D.C.
Hi A., I have an 11 month old and she is my first as well. I have worked with children of all ages for years and I believe strongly in their ability to understand more then we give them credit for. I have taught my daughter sign language (just the basics- more, please, all done, etc) so she can communicate with me even if she doesn't have all the words yet. I also don't let her whine at me (that is my biggest pet peeve) I tell her "no whining- tell me what you want. She now points and says "That." sometimes it takes us a few seconds to find what "that" is, but it helps her understand that she can communicate without whining! I also have been working hard on making sure she is balanced with her development- she spends time playing by her self, sitting with me on the couch reading books while I read mine (we are up to 30 minutes now!) playing with other children, walking the furniture/crawling around the living room with her toys and a more structured time we call "Blanket Time" This is time she spends with Mommy or Daddy playing on a blanket with a few toys and books. This is important because it teaches boundaries. She has to stay on the blanket during this time and she does! She loves it, I know that she will be able to be left alone to play and stay on the blanket at some point and that will come in handy when we are out at other's homes, in the park, etc.

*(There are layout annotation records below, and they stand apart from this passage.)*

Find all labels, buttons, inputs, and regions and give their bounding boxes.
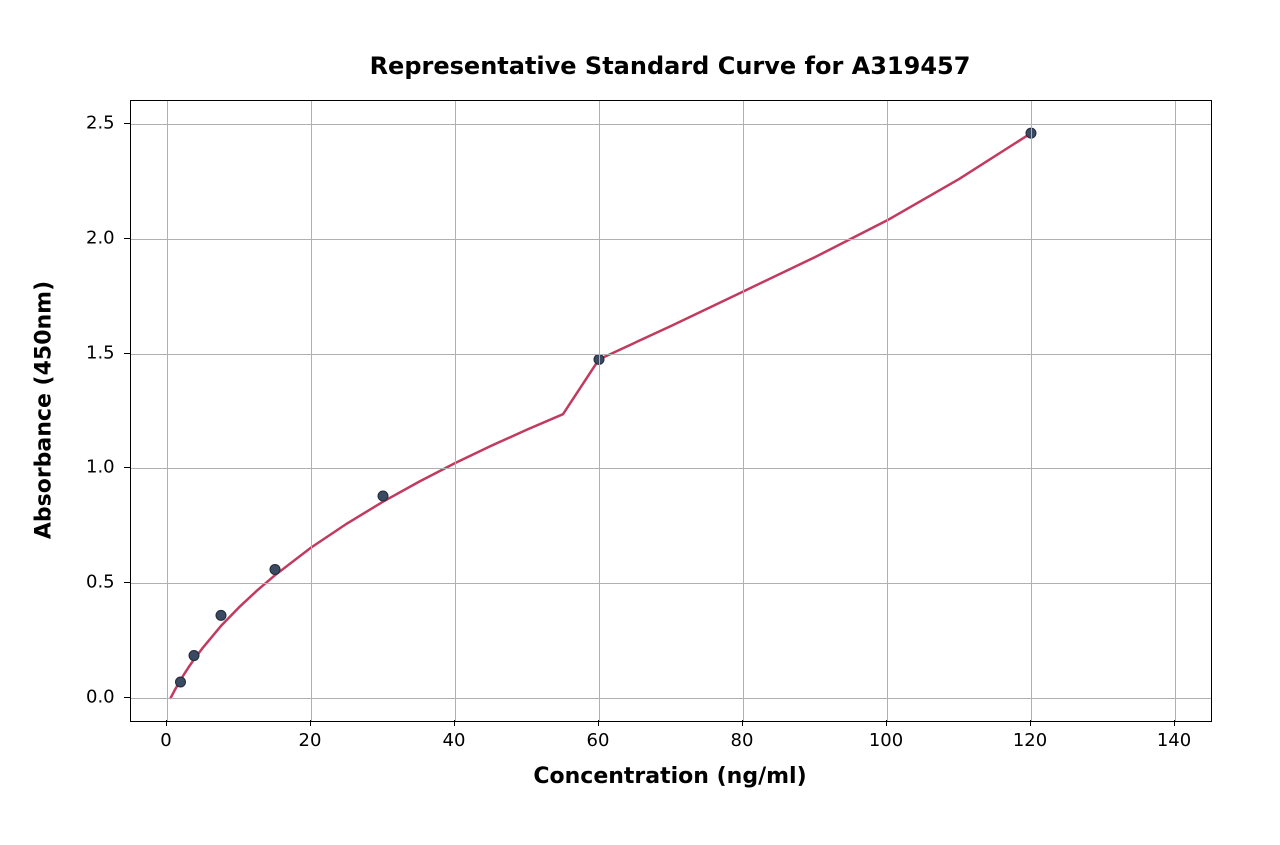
data-point: [189, 651, 199, 661]
y-tick: [124, 697, 130, 698]
x-tick-label: 140: [1157, 730, 1191, 751]
grid-line-vertical: [311, 101, 312, 721]
x-tick: [886, 720, 887, 726]
x-tick-label: 100: [869, 730, 903, 751]
grid-line-horizontal: [131, 468, 1211, 469]
grid-line-horizontal: [131, 698, 1211, 699]
grid-line-horizontal: [131, 239, 1211, 240]
grid-line-vertical: [599, 101, 600, 721]
data-point: [270, 564, 280, 574]
grid-line-vertical: [455, 101, 456, 721]
x-tick: [310, 720, 311, 726]
grid-line-horizontal: [131, 583, 1211, 584]
plot-svg: [131, 101, 1211, 721]
grid-line-horizontal: [131, 354, 1211, 355]
grid-line-vertical: [167, 101, 168, 721]
y-axis-label: Absorbance (450nm): [32, 281, 57, 539]
plot-area: [130, 100, 1212, 722]
y-tick-label: 1.5: [86, 342, 115, 363]
grid-line-horizontal: [131, 124, 1211, 125]
x-tick: [454, 720, 455, 726]
x-tick: [598, 720, 599, 726]
y-tick: [124, 582, 130, 583]
y-tick: [124, 238, 130, 239]
y-tick-label: 1.0: [86, 457, 115, 478]
y-tick: [124, 123, 130, 124]
x-tick-label: 120: [1013, 730, 1047, 751]
x-tick-label: 0: [160, 730, 171, 751]
y-tick-label: 0.0: [86, 687, 115, 708]
x-tick: [166, 720, 167, 726]
grid-line-vertical: [887, 101, 888, 721]
data-point: [378, 491, 388, 501]
y-tick: [124, 353, 130, 354]
y-tick-label: 2.5: [86, 112, 115, 133]
chart-figure: Representative Standard Curve for A31945…: [0, 0, 1280, 845]
x-tick-label: 80: [731, 730, 754, 751]
data-point: [216, 610, 226, 620]
x-tick: [742, 720, 743, 726]
x-tick-label: 60: [587, 730, 610, 751]
grid-line-vertical: [1031, 101, 1032, 721]
grid-line-vertical: [1175, 101, 1176, 721]
x-tick-label: 20: [299, 730, 322, 751]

I also have taught her to understand "no" and "don't touch" by telling her and if she doesn't listen she gets a tap on the hand. It doesn't happen often because she is a fast learner and we have been consistent with our approach. She is also praised for good listening- I can say "Isabella, come here please" and she comes right away- this gets a big round of applause! On the off chance that she doesn't come I tell her "You need to listen" and go get her and bring her to where I called her. This is very rare though.
As far as sleeping through the night- mine has trouble too sometimes. I know at about 9 months they sometimes go through a separation anxiety and just need reassurance that you are still there but we handled it and things are better now. In the night if she did wake up and cry I would wait a few minutes to see if she could put her self back to sleep, if not I would usually find her standing up at the end of the crib wanting to be picked up- I stopped doing it because she is never going to learn to go back to sleep on her own if I did. I would simply tell her "it is night night time and she needs to lay down and go to sleep." I help her find her Nuk and lay her down, put the blanket over her, rub her back for a second and then she falls back to sleep. Each time takes less and less time and each night it happens less and less. What she is learning is that I am still there if she needs me but she needs to go to sleep by her self. I also pay attention to her diaper- we usually have a diaper change at some point in the night or early morning and also hunger- sometimes if she doesn't eat well during the day she needs a few oz at night. But those are minimal issues.
I am sure to some this may seem too structured or high expectations but children are very intelligent and are capable of learning more then just how to whine to get what they want. They learn what we teach them- if we respond to their misbehavior by giving in then they learn that it is OK to do that. If we are consistent with our developmentally appropriate expectations then we will be amazed at how well they understand and how quickly they learn.
I hope this helps and if you want to talk more or get together some time I am right in Cranston and always looking for play dates!